Évidemment, Vincent n’était plus là non plus. Autrement dit, elle devrait résoudre cette enquête toute seule.

D’abord, se dit-elle, trouver le mobile. Et pour ça, aller parler aux proches de la victime. Et tant pis pour l’heure tardive.

***

Karine soupira et regarda sa montre. Deux heures du matin. Et elle n’avançait pas.

Oh, et puis, qu’est-ce qu’elle espérait ? Trouver le meurtrier dans la journée ? Mais c’est vrai qu’elle avait beau avoir parlé avec le mari de la victime, avec les amis de la victime, avec les piliers du bar du coin, elle n’avait appris qu’une chose intéressante : que le mari en question était « cocu comme un phoque ».

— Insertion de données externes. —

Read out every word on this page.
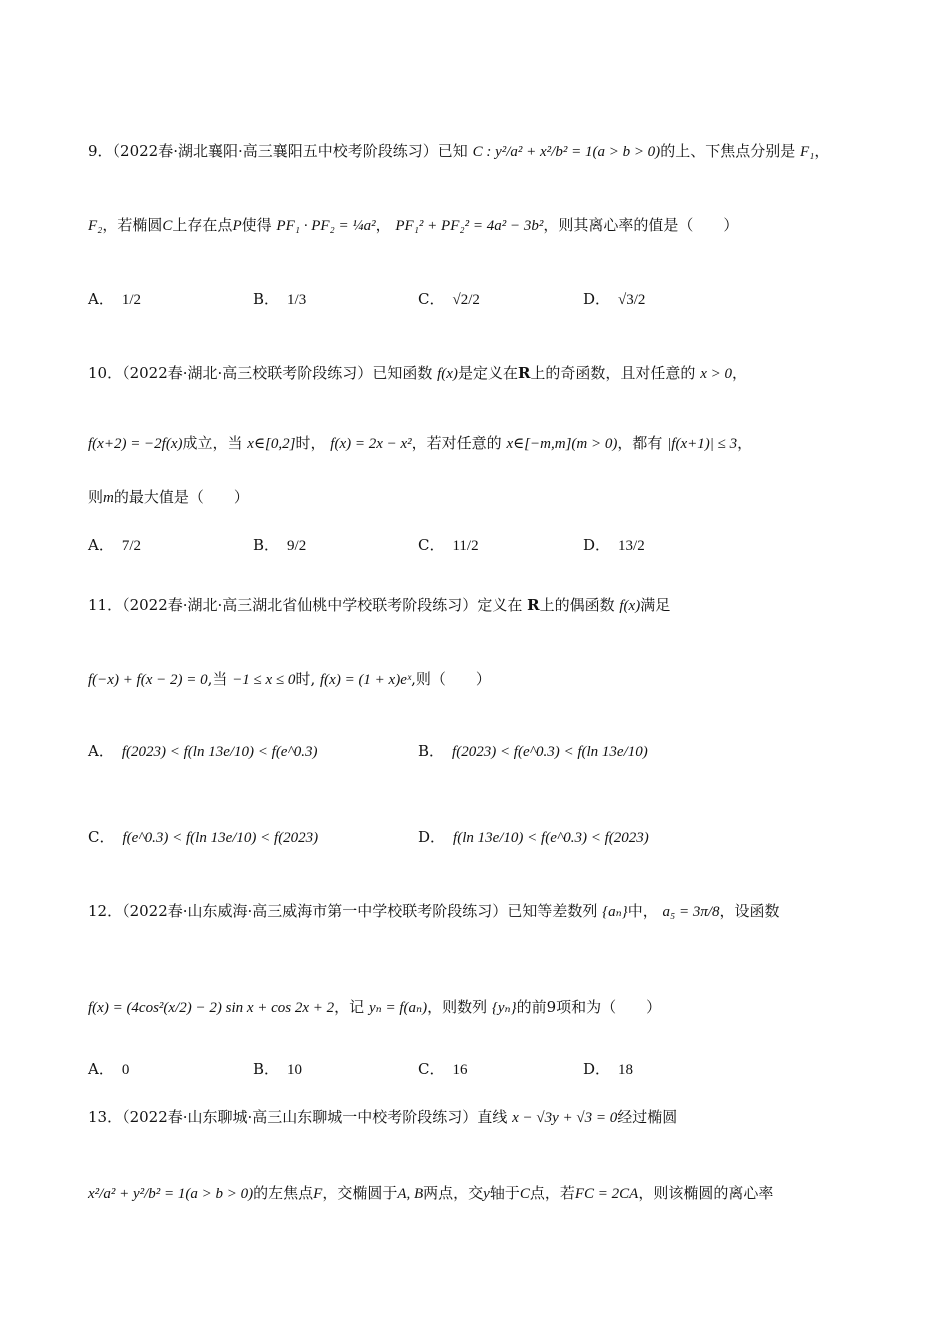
9．（2022春·湖北襄阳·高三襄阳五中校考阶段练习）已知 C : y²/a² + x²/b² = 1(a > b > 0)的上、下焦点分别是 F₁，
F₂，若椭圆C上存在点P使得 PF₁ · PF₂ = ¼a²， PF₁² + PF₂² = 4a² − 3b²，则其离心率的值是（　　）
A． 1/2	B． 1/3	C． √2/2	D． √3/2
10．（2022春·湖北·高三校联考阶段练习）已知函数 f(x)是定义在R上的奇函数，且对任意的 x > 0，
f(x+2) = −2f(x)成立，当 x∈[0,2]时， f(x) = 2x − x²，若对任意的 x∈[−m,m](m > 0)，都有 |f(x+1)| ≤ 3，
则m的最大值是（　　）
A． 7/2	B． 9/2	C． 11/2	D． 13/2
11．（2022春·湖北·高三湖北省仙桃中学校联考阶段练习）定义在 R上的偶函数 f(x)满足
f(−x) + f(x − 2) = 0,当 −1 ≤ x ≤ 0时, f(x) = (1 + x)eˣ,则（　　）
A． f(2023) < f(ln 13e/10) < f(e^0.3)	B． f(2023) < f(e^0.3) < f(ln 13e/10)
C． f(e^0.3) < f(ln 13e/10) < f(2023)	D． f(ln 13e/10) < f(e^0.3) < f(2023)
12．（2022春·山东威海·高三威海市第一中学校联考阶段练习）已知等差数列 {aₙ}中， a₅ = 3π/8，设函数
f(x) = (4cos²(x/2) − 2) sin x + cos 2x + 2，记 yₙ = f(aₙ)，则数列 {yₙ}的前9项和为（　　）
A． 0	B． 10	C． 16	D． 18
13．（2022春·山东聊城·高三山东聊城一中校考阶段练习）直线 x − √3y + √3 = 0经过椭圆
x²/a² + y²/b² = 1(a > b > 0)的左焦点F，交椭圆于A, B两点，交y轴于C点，若FC = 2CA，则该椭圆的离心率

Karine n’avait pas eu le courage de rectifier l’expression, surtout que le type qui lui avait dit ça devait en être à son sixième pastis. Au moins. Mais si c’était vrai, ça aurait pu être un mobile, songea-t-elle. Le mari qui tue sa femme par jalousie. Pourquoi pas ?

Comment s’appelait l’amant, déjà ? Alexandre quelque chose. Lipas. Voilà, c’est ça. Où est-ce qu’elle avait déjà entendu ce nom ?

Chapitre 2

Karina fut réveillée par quelqu’un qui tambourinait à la porte. Elle regarda son réveil. Onze heures. Merde, elle ne l’avait pas entendu sonner. Sa première affaire sérieuse, et voilà qu’elle commençait à faire des grasses matinées.

Et qui était ce type à la porte ?

Elle alla ouvrir, et se rendit compte qu’il s’agissait d’une femme. Même si elle n’avait plus son chapeau, elle
reconnaissait très bien la sorcière d’hier. Les lunettes de soleil étaient toujours présentes, par contre.

Qu’est-ce qu’elle faisait là ? Et comment elle avait eu son adresse ? Vincent, sans doute. Elle avait l’air d’être un peu plus que sa voisine.

« Vous voulez quoi ? demanda Karine.

— J’ai quelque chose à vous dire, répondit Ana.

— Quoi ?

— Ça va être un peu long. Je peux entrer ? »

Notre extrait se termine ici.